O sertão é aqui — por baixo do cimento arrancado da Jaceguai
Não só a antropofagia nos une; também um certo messianismo ajuntou os Brasis no que eles são. Zé Celso saiu de cena no ano 469 da deglutição do Bispo Sardinha. Mas não morreu, ficou encantado.
Os trabalhos de Zé Celso (1937-2023) que inauguraram a Tropicália tiveram uma segunda vida, com as remontagens, 50 anos depois, de O Rei da Vela (1967), de Oswald de Andrade; e de Roda Viva (1968), de Chico Buarque, em 2017 e 2018. Se no final dos anos 1960 os dois espetáculos eram reflexo da ditadura militar, estas duas remontagens mostraram as regras de morbidez que, desde 2016, vigoraram em Brasília.

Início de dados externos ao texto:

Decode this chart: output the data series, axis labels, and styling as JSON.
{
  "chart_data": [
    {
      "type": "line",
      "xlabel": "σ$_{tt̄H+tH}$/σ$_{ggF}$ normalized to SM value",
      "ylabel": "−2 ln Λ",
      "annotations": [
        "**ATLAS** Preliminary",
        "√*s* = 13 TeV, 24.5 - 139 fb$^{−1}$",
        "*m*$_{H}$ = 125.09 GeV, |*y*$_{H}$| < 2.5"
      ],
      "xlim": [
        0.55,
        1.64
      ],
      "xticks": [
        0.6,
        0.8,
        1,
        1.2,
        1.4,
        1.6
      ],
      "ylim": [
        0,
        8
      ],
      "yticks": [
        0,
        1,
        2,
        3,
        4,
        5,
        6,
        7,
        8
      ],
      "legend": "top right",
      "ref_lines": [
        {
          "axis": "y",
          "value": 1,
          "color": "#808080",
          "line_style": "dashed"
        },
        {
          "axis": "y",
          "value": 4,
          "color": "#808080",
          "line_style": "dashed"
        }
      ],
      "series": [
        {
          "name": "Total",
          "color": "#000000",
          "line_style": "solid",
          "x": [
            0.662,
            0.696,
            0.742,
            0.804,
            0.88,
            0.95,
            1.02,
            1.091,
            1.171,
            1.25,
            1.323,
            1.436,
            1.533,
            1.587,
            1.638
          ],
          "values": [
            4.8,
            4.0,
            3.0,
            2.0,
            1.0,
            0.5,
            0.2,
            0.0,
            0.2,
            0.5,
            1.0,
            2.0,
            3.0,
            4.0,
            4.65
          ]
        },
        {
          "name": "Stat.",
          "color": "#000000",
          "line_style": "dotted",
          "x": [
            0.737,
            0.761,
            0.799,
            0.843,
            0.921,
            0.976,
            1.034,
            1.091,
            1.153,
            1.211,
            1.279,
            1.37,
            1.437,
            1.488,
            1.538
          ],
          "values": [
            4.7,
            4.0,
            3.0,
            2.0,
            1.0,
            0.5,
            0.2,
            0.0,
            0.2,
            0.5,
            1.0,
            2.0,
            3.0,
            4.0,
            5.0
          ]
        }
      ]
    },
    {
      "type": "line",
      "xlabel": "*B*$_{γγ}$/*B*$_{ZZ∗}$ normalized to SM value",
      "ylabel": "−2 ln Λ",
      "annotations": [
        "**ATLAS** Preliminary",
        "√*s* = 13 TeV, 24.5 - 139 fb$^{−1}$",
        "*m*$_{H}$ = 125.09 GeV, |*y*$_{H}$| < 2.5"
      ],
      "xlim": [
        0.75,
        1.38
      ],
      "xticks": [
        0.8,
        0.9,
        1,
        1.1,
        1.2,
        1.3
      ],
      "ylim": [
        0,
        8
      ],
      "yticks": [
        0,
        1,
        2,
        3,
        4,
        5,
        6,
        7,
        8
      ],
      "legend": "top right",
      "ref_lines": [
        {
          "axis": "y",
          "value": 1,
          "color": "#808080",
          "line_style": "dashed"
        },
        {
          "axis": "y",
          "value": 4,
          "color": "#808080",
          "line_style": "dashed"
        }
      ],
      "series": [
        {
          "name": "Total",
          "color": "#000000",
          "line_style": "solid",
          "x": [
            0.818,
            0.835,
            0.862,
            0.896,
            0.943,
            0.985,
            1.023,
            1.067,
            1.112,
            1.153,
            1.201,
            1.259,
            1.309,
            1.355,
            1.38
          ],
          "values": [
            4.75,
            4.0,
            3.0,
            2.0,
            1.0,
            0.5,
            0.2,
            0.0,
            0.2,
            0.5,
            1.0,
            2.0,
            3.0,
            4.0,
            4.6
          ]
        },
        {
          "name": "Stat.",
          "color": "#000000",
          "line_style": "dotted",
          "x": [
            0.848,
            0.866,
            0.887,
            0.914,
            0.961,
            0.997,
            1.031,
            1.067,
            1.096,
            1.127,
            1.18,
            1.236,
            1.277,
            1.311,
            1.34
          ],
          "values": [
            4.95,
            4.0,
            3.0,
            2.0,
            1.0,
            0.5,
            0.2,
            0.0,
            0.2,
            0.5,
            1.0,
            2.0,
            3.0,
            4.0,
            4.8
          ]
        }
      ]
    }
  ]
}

Para conhecer a história recente do Brasil, basta seguir o fio da vida do encenador. Entre 2002 e 2006, assinalando o centenário de publicação de Os Sertões (1902), o Teatro Oficina montou um ciclo de cinco espetáculos a partir da obra de Euclides da Cunha, profuso texto de descrição do Sertão, relato da Guerra de Canudos (Bahia, 1896-1897) e hagiologia da figura messiânica de Antônio Conselheiro. A dramaturgia, feita por Zé Celso a partir das três partes do livro, foi dividida em cinco partes: A Terra (2002), O Homem I (2003), O Homem II (2003), A Luta I (2005) e A Luta II (2006). Cada espetáculo tinha cerca de cinco horas. Em conjunto, as montagens duram um dia e uma noite, ao fim do qual é dada a ver, com ironia tropicalista, a essência da gente brasileira.

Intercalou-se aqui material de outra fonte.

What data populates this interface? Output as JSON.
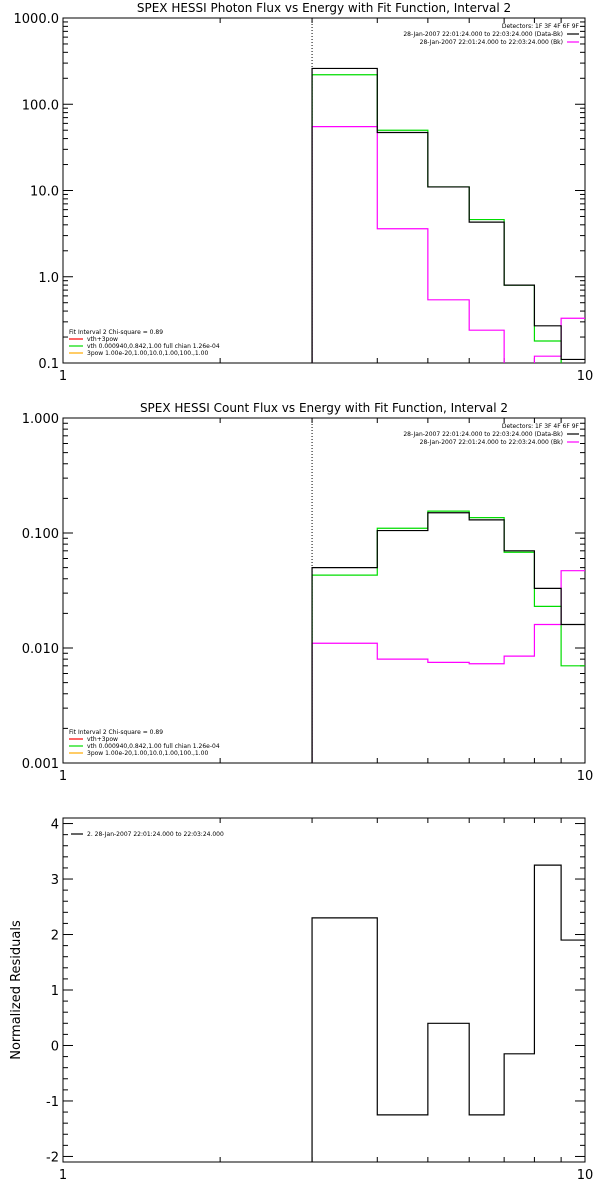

Durante um dos espetáculos, intitulado O Homem I, que corresponde a uma secção da obra monumental de Euclides, Zé Celso encarnava tanto o Bispo Sardinha quanto o próprio Antônio Conselheiro. Na cena em que o Bispo Sardinha é comido, Zé Celso não resiste: — "Sardinha, você é mais gostoso que seu nome", diz um dos Caetés. — "Que peixe, que nada, que homem!" — diz outro. O próprio Sardinha conclui, em bom português europeu: — "Estou-me a vir!" E os Caetés rematam: — "Começa hoje o primeiro ano da Era, com a deglutição da Fera. Nasce povo sem raça… Brasileiro Vira-Lata!" No final do espetáculo, na figura de Conselheiro, "grande homem pelo avesso", Zé Celso encarna a esperança que então, em 2003, tinha sido passada, com a faixa presidencial, de Fernando Henrique Cardoso para Lula. O projeto teve o apoio da Petrobrás desde o início dos trabalhos, em 2000.
Em 1969, quando trabalhavam na montagem de Na Selva das Cidades, de Bertolt Brecht, a arquiteta Lina Bo Bardi já queria que o Teatro Oficina levasse à cena Os Sertões, de Euclides da Cunha: "O sertão é aqui, é só arrancar o cimento da [rua] Jaceguai", dizia ela a Zé Celso. Durante as filmagens de Deus e o Diabo na Terra do Sol, de Glauber Rocha, Lina tinha visto a adoração espontânea do povo da Bahia à estátua de Antônio Conselheiro, feita por Mário Cravo Jr., à imagem de Cristo. Agora, o profeta era o artista, apontando a figura do nordestino como messias. Num depoimento a Alexandra Lucas Coelho neste jornal, Zé Celso não poderia ser mais explícito: "Lula, nosso já quase ex-presidente, é de uma cidade chamada Caetés, da mesma tribo destes índios [Caetés, em Pernambuco]". A encenação de Os Sertões é um monumento a esses primeiros anos do milénio.
Zé Celso estava a trabalhar na adaptação de A Queda do Céu, de Davi Kopenawa, trocando a visão dos citadinos que inventaram os sertões pelas palavras dos nativos. Como seria este novo trabalho, nesta nova era Lula, também ela uma remontagem dos tempos? A pergunta sem resposta é a profecia. Zé Celso não morre, fica encantado, como um profeta representante de Dioniso na terra, sempre lançando luz sobre o Brasil inventado por ele, por Guimarães Rosa, por Oswald de Andrade, por Euclides da Cunha, por tantos outros, chegando onde tudo se dá, debaixo do chão do Bixiga, bairro de São Paulo onde se fixou o Teatro Oficina, puxando para cima o sertão, enfim rompendo o asfalto e o betão armado.